Hebbia
- Type: Private
- Industry: Artificial intelligence, natural language processing
- Founded: August 2020
- Founder: George Sivulka
- Headquarters: New York City, New York, US
- Website: hebbia.com

= Hebbia =

American technology company

Hebbia is an American technology company that develops artificial intelligence and automation tools for financial and legal research. The company was founded in 2020 by George Sivulka, a former Stanford University PhD student, with its headquarters in New York City.

Hebbia has raised capital from investors including Andreessen Horowitz, Index Ventures, and Google Ventures (GV), with individual investors such as Peter Thiel, Eric Schmidt, and Jerry Yang.

== History ==
Hebbia was founded in August 2020 by George Sivulka while he was a PhD student at Stanford University. The company's first product was an early semantic search engine created to enable in-page search using large language models.

In 2022, the company launched Matrix, a software used to extract information from documents of various formats, including contracts, presentations, spreadsheets, transcripts, and filings using natural language, particularly in finance, law, and other knowledge sectors. In 2025, OpenAI announced that its large language models had been integrated into Hebbia's Matrix platform.

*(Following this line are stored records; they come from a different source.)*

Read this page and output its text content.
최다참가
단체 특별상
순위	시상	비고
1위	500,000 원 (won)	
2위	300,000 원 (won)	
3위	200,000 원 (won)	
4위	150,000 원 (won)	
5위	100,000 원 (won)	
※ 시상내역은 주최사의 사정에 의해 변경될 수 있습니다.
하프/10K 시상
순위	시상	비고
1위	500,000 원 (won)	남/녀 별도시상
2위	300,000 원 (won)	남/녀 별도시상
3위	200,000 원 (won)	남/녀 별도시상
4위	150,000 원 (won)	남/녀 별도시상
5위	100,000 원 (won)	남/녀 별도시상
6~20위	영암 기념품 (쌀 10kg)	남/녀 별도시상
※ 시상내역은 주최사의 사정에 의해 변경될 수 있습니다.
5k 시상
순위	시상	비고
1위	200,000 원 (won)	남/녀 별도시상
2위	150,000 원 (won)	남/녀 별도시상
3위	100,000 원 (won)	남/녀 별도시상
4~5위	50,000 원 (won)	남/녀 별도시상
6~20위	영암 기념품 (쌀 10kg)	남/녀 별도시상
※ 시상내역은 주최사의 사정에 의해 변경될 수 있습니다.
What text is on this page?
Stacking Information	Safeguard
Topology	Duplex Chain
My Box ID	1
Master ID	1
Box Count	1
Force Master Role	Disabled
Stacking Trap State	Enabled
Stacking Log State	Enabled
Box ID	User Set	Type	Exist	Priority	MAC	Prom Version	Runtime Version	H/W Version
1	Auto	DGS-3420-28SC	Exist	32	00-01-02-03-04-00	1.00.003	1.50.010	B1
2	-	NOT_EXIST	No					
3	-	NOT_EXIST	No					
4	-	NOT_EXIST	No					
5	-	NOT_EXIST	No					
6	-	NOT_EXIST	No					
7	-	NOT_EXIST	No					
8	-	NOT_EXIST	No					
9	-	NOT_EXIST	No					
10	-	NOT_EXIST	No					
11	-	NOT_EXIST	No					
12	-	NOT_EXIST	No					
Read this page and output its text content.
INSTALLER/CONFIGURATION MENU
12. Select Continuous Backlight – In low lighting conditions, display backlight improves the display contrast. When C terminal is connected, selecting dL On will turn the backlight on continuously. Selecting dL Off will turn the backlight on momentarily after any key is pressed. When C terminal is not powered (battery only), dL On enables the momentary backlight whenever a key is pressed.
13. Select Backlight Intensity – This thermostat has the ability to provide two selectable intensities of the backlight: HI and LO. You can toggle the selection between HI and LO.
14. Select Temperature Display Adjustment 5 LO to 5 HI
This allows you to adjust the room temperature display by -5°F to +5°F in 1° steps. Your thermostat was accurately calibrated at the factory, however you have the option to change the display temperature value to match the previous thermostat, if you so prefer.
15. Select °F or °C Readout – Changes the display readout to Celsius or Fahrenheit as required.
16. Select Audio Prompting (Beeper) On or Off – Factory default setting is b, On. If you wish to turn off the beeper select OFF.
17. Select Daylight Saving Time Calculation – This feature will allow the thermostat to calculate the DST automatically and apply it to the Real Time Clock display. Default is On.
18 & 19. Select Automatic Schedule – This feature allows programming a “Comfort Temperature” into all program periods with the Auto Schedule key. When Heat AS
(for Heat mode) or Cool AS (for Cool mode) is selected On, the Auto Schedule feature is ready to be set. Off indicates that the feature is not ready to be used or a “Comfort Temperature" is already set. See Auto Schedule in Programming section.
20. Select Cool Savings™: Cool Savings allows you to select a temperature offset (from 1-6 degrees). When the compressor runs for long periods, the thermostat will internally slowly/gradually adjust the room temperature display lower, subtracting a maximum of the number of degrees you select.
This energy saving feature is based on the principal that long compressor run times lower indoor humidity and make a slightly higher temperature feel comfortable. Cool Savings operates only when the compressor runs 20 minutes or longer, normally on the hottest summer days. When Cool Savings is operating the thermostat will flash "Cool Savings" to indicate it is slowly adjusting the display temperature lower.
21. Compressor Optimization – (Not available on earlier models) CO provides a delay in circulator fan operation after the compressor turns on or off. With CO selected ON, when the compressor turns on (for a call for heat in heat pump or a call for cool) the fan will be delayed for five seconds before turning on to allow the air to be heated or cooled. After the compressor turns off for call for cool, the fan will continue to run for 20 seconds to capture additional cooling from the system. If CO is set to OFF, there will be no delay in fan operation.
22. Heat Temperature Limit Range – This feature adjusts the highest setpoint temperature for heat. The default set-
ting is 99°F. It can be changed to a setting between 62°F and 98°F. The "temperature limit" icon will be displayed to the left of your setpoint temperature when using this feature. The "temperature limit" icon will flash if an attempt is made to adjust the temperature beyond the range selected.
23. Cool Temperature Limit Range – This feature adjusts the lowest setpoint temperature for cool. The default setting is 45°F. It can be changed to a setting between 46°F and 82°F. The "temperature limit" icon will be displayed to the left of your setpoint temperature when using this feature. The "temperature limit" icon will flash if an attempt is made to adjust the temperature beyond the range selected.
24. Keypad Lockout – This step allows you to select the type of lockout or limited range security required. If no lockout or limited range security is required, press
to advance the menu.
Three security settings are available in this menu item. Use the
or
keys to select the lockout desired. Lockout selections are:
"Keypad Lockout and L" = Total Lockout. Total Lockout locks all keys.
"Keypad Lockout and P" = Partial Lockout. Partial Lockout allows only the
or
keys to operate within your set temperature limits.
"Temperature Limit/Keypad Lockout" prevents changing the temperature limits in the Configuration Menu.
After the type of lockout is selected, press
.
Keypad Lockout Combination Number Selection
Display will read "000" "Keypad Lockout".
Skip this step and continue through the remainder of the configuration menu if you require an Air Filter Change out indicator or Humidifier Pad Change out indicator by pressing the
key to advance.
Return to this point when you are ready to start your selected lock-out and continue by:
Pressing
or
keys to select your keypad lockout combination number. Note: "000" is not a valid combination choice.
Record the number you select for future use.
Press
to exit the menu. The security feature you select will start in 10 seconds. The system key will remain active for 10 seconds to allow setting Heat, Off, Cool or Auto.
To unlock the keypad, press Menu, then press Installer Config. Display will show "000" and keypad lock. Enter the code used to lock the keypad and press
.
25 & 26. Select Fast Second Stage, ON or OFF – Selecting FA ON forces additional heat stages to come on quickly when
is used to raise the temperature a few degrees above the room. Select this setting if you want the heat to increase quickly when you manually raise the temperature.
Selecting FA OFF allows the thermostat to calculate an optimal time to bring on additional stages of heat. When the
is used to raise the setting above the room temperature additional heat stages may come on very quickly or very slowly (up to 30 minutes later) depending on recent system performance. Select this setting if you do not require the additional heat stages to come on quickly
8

== Product and technology ==
Hebbia's main product, Matrix, is a software platform used to analyze documents such as PDFs, spreadsheets, and slide presentations. Users can pose queries in plain language, and the system returns answers with linked source citations.

In finance, Matrix has been reportedly used by asset managers, investment banks, and private equity firms to support due diligence in mergers and acquisitions, as well as investment research. Use cases include analyzing large volumes of documents and data, including virtual data rooms, contracts, market and equity research, and regulatory filings.

Law firms reportedly use Matrix for transactional and litigation processes, including identifying material clauses, M&A due diligence, and document comparison.

== Funding ==
According to Bloomberg, Hebbia has raised over $160 million in venture capital since its founding. In 2020, the company raised an early round of funding from Peter Thiel and Floodgate. In 2022, Hebbia raised $30 million in a Series A fundraising round led by Index Ventures.

In 2024, Hebbia raised $130 million in Series B funding led by Andreessen Horowitz, with participation from Index Ventures, GV (Google Ventures), and Peter Thiel. Reported individual investors include former Google CEO Eric Schmidt and Yahoo co-founder Jerry Yang.

== Acquisitions ==
FlashDocs Acquisition (2025): In 2025, Hebbia acquired FlashDocs, a startup specializing in generative AI slide deck creation. Founded in 2024 by Morten Bruun and Adam Khakhar, FlashDocs automated the production of thousands of presentation slides daily by turning structured prompts into client-ready decks. The acquisition expanded Hebbia’s platform from document retrieval and agentic workflows into full artifact generation, automating investment memos, diligence reports, and board presentations, and advancing end-to-end AI workflow automation in financial services.

== Research ==
In 2025, researchers Jake Skinner and Davis Li of Hebbia published Who Evaluates the Evaluator: Reaching Autonomous Consensus on Agentic Outputs, introducing a consensus-based framework for evaluating large language models (LLMs). Their novel approach combined permutation-based statistical testing with multi-model comparisons to provide more reliable performance benchmarks. Alongside their applied research, they developed the Financial AI Benchmark, a platform for measuring model capabilities across finance workflows. These methods underpin Hebbia’s model orchestration system and highlight the growing importance of rigorous, multi-model evaluation in enterprise AI.